Here is how my mom makes chikki -
1 cup Sesame Seeds
1/2 cup Roasted Peanut Powder (coarsely ground)
1 cup Grated Jaggery
3-4 Cardamom Pods
2-3 tbsp Graded Dry Coconut
2 tbsp Walnut Oil / Ghee (divided use)
Pick over sesame seeds and dry roast them on low heat. Seeds will plump up once they are roasted properly. Do not let the seeds burn. Set it aside once roasted.
Grease stainless steel plate (10-12" diameter) and a flat bottom stainless steel bowl with little ghee or walnut oil).
Add jaggery in a heavy bottom pan, add about 2 tbsp water.
Start heating jaggery water mixture on low-medium heat. Do not increase heat as it will burn jaggery quickly and color of the final product will be darker.
Soon the syrup will start boiling (4-5 minutes), keep stirring to avoid burning the jaggery. Syrup will start bubbling. Take 1/2 cup water in a separate bowl and drop single small drop of syrup in the water. Move the drop in water to cool it. Now see if that has become hard like candy. You can try chewing it. If the ball does not stick to your teeth and is crunchy then syrup is ready. If it is chewy then keep stirring on low heat for couple more minutes and taste for the crunchiness by adding another drop in water bowl.
Once syrup is ready add 1 tbsp ghee or walnut oil and mix quickly. Remove the pan from heat then add roasted sesame seeds, peanut powder and dry coconut and quickly mix everything. It will form a ball, quickly pour that in greased plate and flatten with back of a greased bowl. You have to work quickly as jaggery will start cooling off quickly making it hard to work with.

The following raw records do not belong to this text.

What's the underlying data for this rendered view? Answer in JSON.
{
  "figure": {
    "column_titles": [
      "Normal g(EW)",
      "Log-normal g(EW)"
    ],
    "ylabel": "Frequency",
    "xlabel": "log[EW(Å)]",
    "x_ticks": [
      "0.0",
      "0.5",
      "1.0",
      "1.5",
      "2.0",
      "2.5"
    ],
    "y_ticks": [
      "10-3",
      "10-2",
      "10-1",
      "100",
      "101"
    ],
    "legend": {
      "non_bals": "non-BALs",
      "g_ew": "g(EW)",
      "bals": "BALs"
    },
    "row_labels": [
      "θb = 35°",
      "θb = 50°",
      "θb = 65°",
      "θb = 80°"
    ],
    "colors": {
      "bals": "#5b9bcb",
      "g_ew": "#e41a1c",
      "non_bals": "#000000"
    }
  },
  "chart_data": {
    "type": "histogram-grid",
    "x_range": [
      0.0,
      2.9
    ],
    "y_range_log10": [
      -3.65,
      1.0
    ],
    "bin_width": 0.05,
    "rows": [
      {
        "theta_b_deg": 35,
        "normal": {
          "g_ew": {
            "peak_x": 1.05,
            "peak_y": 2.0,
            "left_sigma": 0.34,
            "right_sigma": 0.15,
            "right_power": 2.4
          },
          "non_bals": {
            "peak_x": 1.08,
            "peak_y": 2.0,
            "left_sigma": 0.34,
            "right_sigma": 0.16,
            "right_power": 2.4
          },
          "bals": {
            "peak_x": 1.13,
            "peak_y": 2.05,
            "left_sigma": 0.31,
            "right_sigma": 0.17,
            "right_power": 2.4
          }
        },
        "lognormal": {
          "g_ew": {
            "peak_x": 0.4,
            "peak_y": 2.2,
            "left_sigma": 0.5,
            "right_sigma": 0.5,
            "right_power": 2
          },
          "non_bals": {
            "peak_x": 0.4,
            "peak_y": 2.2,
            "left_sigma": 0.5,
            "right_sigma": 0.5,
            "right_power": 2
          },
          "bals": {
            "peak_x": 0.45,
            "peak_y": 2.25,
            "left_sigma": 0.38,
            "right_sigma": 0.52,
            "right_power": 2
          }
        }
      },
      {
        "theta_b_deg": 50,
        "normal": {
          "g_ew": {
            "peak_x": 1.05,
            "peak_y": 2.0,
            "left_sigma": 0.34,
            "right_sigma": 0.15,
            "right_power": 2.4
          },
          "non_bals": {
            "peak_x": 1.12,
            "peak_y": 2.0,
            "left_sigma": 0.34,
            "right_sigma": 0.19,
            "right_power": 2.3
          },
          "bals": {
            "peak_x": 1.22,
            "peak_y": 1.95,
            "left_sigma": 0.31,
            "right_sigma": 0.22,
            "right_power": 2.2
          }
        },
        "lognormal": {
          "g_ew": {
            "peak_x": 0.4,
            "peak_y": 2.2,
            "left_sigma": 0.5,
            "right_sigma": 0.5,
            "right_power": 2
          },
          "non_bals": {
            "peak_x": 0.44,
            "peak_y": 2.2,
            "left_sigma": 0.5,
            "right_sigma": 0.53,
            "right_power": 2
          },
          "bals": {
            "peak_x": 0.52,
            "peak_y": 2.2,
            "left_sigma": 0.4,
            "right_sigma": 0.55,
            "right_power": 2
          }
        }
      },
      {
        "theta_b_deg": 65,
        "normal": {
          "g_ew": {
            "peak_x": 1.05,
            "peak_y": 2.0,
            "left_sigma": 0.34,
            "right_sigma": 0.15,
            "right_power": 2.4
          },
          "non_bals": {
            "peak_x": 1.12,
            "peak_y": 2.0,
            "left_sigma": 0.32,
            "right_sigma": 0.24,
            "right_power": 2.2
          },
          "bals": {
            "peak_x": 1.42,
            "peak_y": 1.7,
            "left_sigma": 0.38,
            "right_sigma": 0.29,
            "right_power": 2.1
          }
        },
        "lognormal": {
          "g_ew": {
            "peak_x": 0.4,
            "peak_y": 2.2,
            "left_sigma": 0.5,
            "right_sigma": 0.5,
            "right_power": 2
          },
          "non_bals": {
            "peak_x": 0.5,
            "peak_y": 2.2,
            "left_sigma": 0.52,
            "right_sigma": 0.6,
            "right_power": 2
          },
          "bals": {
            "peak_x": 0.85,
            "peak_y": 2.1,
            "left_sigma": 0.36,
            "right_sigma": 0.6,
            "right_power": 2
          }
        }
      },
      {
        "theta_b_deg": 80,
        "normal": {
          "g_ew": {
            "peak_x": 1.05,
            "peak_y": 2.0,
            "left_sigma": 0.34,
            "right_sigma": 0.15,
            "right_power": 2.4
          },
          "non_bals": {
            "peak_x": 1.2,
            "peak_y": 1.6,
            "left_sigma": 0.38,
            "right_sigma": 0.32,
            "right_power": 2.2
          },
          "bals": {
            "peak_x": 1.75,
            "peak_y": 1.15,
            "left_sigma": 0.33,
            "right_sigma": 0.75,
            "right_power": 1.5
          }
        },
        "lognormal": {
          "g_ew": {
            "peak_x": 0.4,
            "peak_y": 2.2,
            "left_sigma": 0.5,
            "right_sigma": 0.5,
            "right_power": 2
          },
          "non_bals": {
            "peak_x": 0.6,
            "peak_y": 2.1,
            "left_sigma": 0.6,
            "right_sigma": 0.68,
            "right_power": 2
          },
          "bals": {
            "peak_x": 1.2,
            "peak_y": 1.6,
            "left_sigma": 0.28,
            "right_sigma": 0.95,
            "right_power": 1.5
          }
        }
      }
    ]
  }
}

Once the surface is flat and the thickness is even then using sharp knife cut into diamond shapes without going through the brittle.
Let it cool completely (3--40 minutes) and then make the pieces on the scorched lines. Enjoy!
They last for more then 15-20 days if stored in a airtight container.
Here is collage of steps -
- The process sounds tedious and lengthy but start to finish it takes maximum 30 minutes.
- Making the candy consistency of jaggery is the key. Do not rush through that step.
- I usually make it in a non-stick pan and at the end of the process my pan is clean as it it was never used.
- I cover my large cutting board with aluminum foil and grease that and a rolling pin with walnut oil. And roll it quickly to make thin (1/4 centimeter) brittle.
- I have never used candy thermometer to make these, if you use it, please drop a line about that process.